Maka pada siang itu kutinggalkan Perpustakaan dengan hati yang kosong lalu  kuturuni tangga-tangga perpustakaan itu dan selalu saja kuhitung walaupun aku tahu ada berapa banyaknya.
Sore itu sehabis pulang Praktikum Kimia Organik, Erika mengajakku untuk membicarakan sesuatu. Aku sudah tahu sebenarnya apa yang akan dibicarakan nanti.
"Hensa!" suara Erika pelan.
"Ya Rika!" kataku.
"Apakah kau pernah mendengar cerita Siti Nurbaya abad dua puluh satu ?" tanyanya.
"Ah sudahlah Ri, akan lebih baik jika kita dapat melupakan semuanya," kataku datar.
"Hensa! Aku harap kamu mengerti. Pertunangan ini tidak bisa aku tolak karena aku harus berbakti kepada orang tuaku, " suara Erika lirih dan air mata itu menitik di kedua lesung pipinya.

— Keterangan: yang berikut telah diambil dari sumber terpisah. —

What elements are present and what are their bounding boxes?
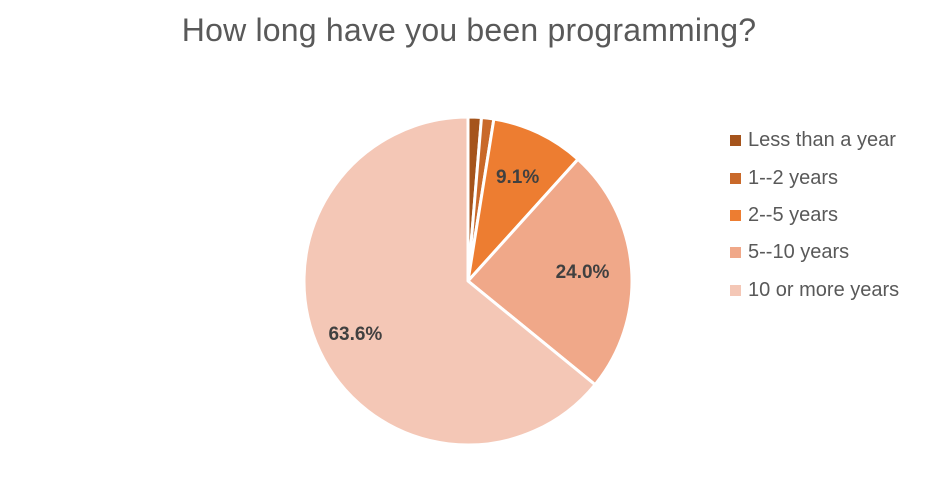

Ruangan perpustakaan itu sepi dan memang tak ada siapapun disana kecuali kami berdua. Eh, tidak, tidak, ada pegawai perpustakaan yang rupanya terheran-heran melihat Erika menangis.
"Rika, aku tak mau kau menangis. Aku mencintaimu seperti dulu walaupun sekarang harus aku hadapi kenyataan ini," kataku datar dan  Erika masih terisak.
"Hensa, bukankah kau bisa berbuat sesuatu untukku ?". Mendengar ini Aku hanya  terdiam.
"Maukah kau bawa aku pergi dari sini. Aku tak mau dipaksa mencintai orang yang tak kucintai," kata Erika terisak. Aku tersenyum memandang Sang Kekasih tengah menangis dan wajahnya tertutup kesepuluh jemarinya yang mungil. Ia terisak sehingga nampak bahunya terguncang.